17.4 Log sum of exponentials

This is an old version, view current version.

Working on the log scale, multiplication is converted to addition, $\log (a \cdot b) = \log a + \log b.$ Thus sequences of multiplication operations can remain on the log scale. But what about addition? Given $\log a$ and $\log b$ , how do we get $\log (a + b)$ ? Working out the algebra, $\log (a + b) = \log (\exp(\log a) + \exp(\log b)).$

17.4.1 Log-sum-exp function

The nested log of sum of exponentials is so common, it has its own name, “log-sum-exp”, $\textrm{log-sum-exp}(u, v) = \log (\exp(u) + \exp(v)).$ so that $\log (a + b) = \textrm{log-sum-exp}(\log a, \log b).$

Although it appears this might overflow as soon as exponentiation is introduced, evaluation does not proceed by evaluating the terms as written. Instead, with a little algebra, the terms are rearranged into a stable form, $\textrm{log-sum-exp}(u, v) = \max(u, v) + \log\big( \exp(u - \max(u, v)) + \exp(v - \max(u, v)) \big).$

Because the terms inside the exponentiations are $u - \max(u, v)$ and $v - \max(u, v)$ , one will be zero and the other will be negative. Because the operation is symmetric, it may be assumed without loss of generality that $u \geq v$ , so that $\textrm{log-sum-exp}(u, v) = u + \log\big(1 + \exp(v - u)\big).$

Although the inner term may itself be evaluated using the built-in function log1p, there is only limited gain because $\exp(v - u)$ is only near zero when $u$ is much larger than $v$ , meaning the final result is likely to round to $u$ anyway.
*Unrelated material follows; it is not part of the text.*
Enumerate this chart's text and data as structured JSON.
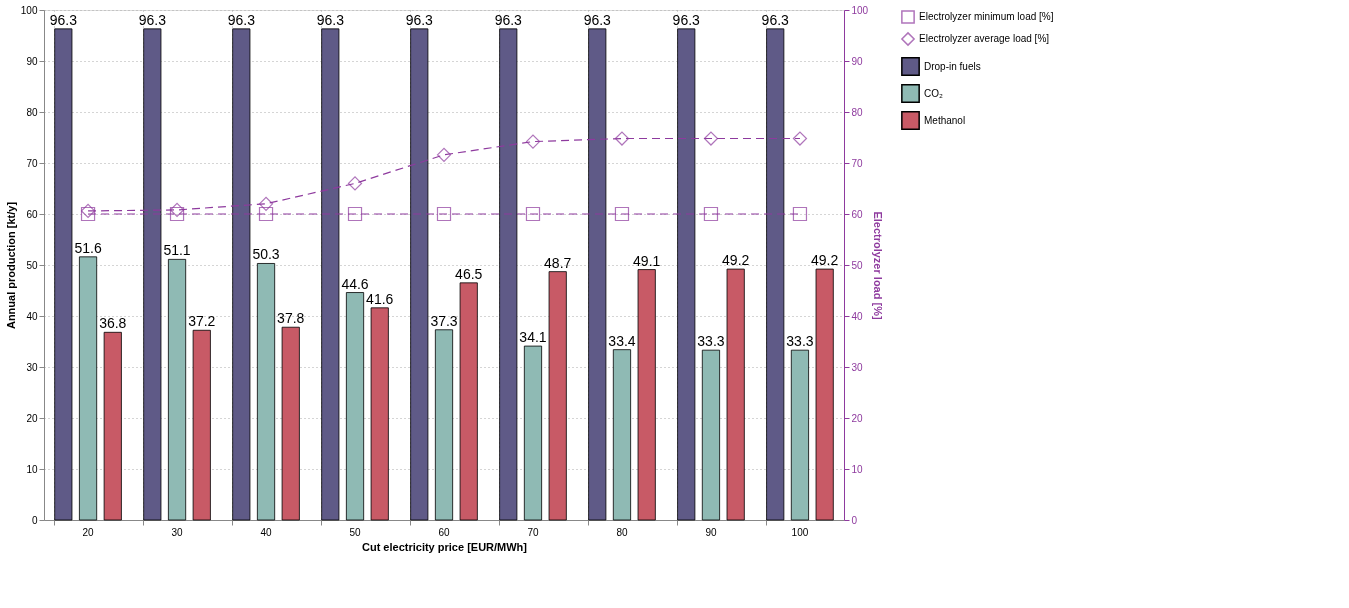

To conclude, when evaluating $\log (a + b)$ given $\log a$ and $\log b$ , and assuming $\log a > \log b$ , return

$\log (a + b) = \log a + \textrm{log1p}\big(\exp(\log b - \log a)\big).$

17.4.2 Applying log-sum-exp to a sequence

The log sum of exponentials function may be generalized to sequences in the obvious way, so that if $v = v_1, \ldots, v_N$ , then $\begin{eqnarray*} \textrm{log-sum-exp}(v) & = & \log \sum_{n = 1}^N \exp(v_n) \\[4pt] & = & \max(v) + \log \sum_{n = 1}^N \exp(v_n - \max(v)). \end{eqnarray*}$ The exponent cannot overflow because its argument is either zero or negative. This form makes it easy to calculate $\log (u_1 + \cdots + u_N)$ given only $\log u_n$ .

17.4.3 Calculating means with log-sum-exp

An immediate application is to computing the mean of a vector $u$ entirely on the log scale. That is, given $\log u$ and returning $\log \textrm{mean}(u)$ . $\begin{eqnarray*} \log \left( \frac{1}{N} \sum_{n = 1}^N u_n \right) & = & \log \frac{1}{N} + \log \sum_{n = 1}^N \exp(\log u_n) \\[4pt] & = & -\log N + \textrm{log-sum-exp}(\log u). \end{eqnarray*}$ where $\log u = (\log u_1, \ldots, \log u_N)$ is understood elementwise.